Il est hors de doute que le côté dilettante de sa nature affaiblissait en lui la voix de la critique. La plupart du temps ses discours étaient improvisés et, comme toujours en tel cas, n’étaient exempts ni de longueurs ni de banalités. Il écrivait ou dictait avec une extraordinaire facilité et ne corrigeait presque pas. Il manquait de concentration d’esprit et de capacité à se censurer pour créer des valeurs moins discutables : il avait pourtant assez de connaissances et de talent pour cela.

Si loin qu’il se laissât entraîner dans les digressions, Lounatcharsky revenait constamment à sa pensée fondamentale, dans chacun de ses articles ou de ses discours, dans l’ensemble de son activité politique. Ses fluctuations, parfois inattendues, avaient une amplitude limitée : elles ne dépassaient jamais la frontière de la Révolution et du Socialisme.

En 1904, près d’un an après la scission de la social-démocratie russe entre bolchéviks et menchéviks, Lounatcharsky, passant de la déportation à l’émigration, se rangea du côté des bolchéviks. Lénine, ayant rompu avec ses maîtres (Plekhanov, Axelrod, Vera Zassoulitch) et avec ses plus proches compagnons de pensée (Martov, Potressov) se trouvait en ces jours-là très isolé. Il avait absolument besoin d’un collaborateur pour le travail extérieur, auquel il n’aimait ni se savait se plier. Lounatcharsky tomba, pour lui, véritablement comme un don du ciel. A peine descendu du wagon, il se fit une place dans la vie bruyante de l’émigration russe en Suisse, en France et dans toute l’Europe : il faisait des exposés, portait la contradiction, polémiquait dans la presse, dirigeait des cercles, plaisantait, lançait des pointes, chantait d’une voix fausse, captivant jeunes et vieux par sa formation si variée et par sa facilité si charmante dans les relations personnelles.

La douceur de son caractère accommodant fut un des traits marquants de la personnalité morale de cet homme.

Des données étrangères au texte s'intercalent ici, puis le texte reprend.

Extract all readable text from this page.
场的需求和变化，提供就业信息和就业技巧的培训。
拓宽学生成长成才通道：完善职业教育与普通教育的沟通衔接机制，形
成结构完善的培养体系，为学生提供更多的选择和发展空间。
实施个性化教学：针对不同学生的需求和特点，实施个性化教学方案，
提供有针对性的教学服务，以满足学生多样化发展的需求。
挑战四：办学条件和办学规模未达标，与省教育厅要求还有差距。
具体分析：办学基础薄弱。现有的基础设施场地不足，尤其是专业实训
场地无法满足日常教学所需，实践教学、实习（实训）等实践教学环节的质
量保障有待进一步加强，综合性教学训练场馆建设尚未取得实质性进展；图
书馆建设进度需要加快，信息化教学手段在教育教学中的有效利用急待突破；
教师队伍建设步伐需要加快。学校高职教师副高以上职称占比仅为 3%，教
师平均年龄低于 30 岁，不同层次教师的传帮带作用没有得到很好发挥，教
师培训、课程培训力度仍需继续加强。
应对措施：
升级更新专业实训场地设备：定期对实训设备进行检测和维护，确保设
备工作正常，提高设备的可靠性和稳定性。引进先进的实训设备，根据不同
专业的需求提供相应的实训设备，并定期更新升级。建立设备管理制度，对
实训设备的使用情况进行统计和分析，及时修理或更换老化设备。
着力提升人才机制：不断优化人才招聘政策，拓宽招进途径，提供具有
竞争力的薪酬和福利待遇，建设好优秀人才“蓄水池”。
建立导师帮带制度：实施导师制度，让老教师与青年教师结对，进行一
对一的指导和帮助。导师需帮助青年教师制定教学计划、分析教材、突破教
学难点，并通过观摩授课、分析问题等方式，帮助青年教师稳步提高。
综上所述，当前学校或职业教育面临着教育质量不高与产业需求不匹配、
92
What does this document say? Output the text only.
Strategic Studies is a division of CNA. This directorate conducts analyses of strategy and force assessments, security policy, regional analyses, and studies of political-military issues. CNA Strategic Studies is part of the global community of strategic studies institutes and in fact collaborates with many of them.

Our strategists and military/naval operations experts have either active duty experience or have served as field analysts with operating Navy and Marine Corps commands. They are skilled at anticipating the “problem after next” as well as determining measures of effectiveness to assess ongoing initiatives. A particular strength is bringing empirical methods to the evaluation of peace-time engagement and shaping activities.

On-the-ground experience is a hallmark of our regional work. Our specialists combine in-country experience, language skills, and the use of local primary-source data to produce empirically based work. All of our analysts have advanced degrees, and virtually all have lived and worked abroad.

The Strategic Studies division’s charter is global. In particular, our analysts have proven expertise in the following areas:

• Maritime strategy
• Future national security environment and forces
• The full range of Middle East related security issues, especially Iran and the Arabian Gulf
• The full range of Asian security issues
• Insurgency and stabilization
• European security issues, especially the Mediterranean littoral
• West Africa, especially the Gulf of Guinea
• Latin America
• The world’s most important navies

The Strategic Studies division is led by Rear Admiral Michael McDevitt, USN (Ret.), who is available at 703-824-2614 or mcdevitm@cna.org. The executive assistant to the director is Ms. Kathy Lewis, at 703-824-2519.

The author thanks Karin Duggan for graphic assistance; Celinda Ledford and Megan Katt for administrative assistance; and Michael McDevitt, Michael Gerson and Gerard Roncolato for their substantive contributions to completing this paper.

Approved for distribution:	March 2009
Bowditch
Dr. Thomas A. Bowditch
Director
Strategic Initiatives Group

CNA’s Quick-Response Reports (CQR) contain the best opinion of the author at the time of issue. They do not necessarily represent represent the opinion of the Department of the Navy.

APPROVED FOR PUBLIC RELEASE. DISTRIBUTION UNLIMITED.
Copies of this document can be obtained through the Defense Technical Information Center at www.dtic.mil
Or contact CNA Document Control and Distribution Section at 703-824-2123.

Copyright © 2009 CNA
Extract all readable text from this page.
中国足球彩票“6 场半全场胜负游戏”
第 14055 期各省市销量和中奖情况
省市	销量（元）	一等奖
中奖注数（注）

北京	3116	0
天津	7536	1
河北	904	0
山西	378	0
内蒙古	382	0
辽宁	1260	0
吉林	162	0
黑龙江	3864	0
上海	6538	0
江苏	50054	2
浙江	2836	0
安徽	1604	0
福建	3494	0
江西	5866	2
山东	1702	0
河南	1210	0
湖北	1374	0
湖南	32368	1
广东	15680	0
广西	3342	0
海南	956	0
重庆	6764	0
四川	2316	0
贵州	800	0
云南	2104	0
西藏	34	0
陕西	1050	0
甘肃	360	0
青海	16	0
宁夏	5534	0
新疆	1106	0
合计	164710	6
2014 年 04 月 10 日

Il était étranger aussi bien à la vanité mesquine qu’au souci plus profond de défendre face aux ennemis et aux amis ce qu’il avait reconnu être la vérité. Toute sa vie, Lounatcharsky céda à l’influence de personnes ayant souvent moins de connaissances et de talents que lui, mais d’une plus grande fermeté. Il vint au bolchevisme par l’entremise de son ami et aîné, Bogdanov. Jeune savant en physiologie, médecin, philosophe, économiste, Bogdanov (de son véritable nom Malinovsky) donna par avance l’assurance à Lénine que son cadet, Lounatcharsky, à son arrivée à l’étranger suivrait infailliblement son exemple et se joindrait aux bolchéviks. La prédiction se confirma totalement. Le même Bogdanov, après l’écrasement de la Révolution de 1905, détacha Lounatcharsky du bolchevisme pour l’amener à un petit groupe ultra-intransigeant, qui combinait une incompréhension sectaire de la contre-révolution victorieuse au prêche abstrait d’une " culture prolétarienne " préparée par des méthodes de laboratoire.

Durant les noires années de réaction (1908-1912), quand de larges couches de l’intelligentsia tombaient, comme frappées par une épidémie, dans le mysticisme, Lounatcharsky, avec Gorki à qui le liait une étroite amitié, paya son tribut à la recherche mystique. Sans rompre avec le marxisme, il se mit à présenter l’idéal socialiste comme une nouvelle forme de religion et s’occupa sérieusement de rechercher un nouveau rituel. Sarcastique, Plekhanov le baptisa " Saint-Anatole " et ce surnom lui resta longtemps. Lénine fouettait non moins impitoyablement son compagnon passé et futur. Quoique s’adoucissant peu à peu, la lutte dura jusqu’en 1917, quand Lounatcharsky, non sans résistance et non sans une forte pression de l’extérieur, cette fois de ma part, se joignit de nouveau aux bolchéviks. Ce fut alors une période d’agitation sans répit, qui devint la période culminante de sa vie politique. Même alors, il fit pas mal de bonds dus à son tempérament impulsif. Ainsi, il s’en fallut de peu qu’il ne rompît avec le Parti au moment le plus critique, en novembre 1917, quand parvint de Moscou la rumeur que l’artillerie bolchevique avait détruit l’église Saint-Basile. Le connaisseur, l’esthète, ne pouvait pardonner un tel vandalisme. Par bonheur, Lounatcharsky, comme nous savons, était impulsif, mais de caractère conciliant... et, en outre, l’Eglise Saint-Basile n’avait nullement souffert dans les journées de l’insurrection à Moscou.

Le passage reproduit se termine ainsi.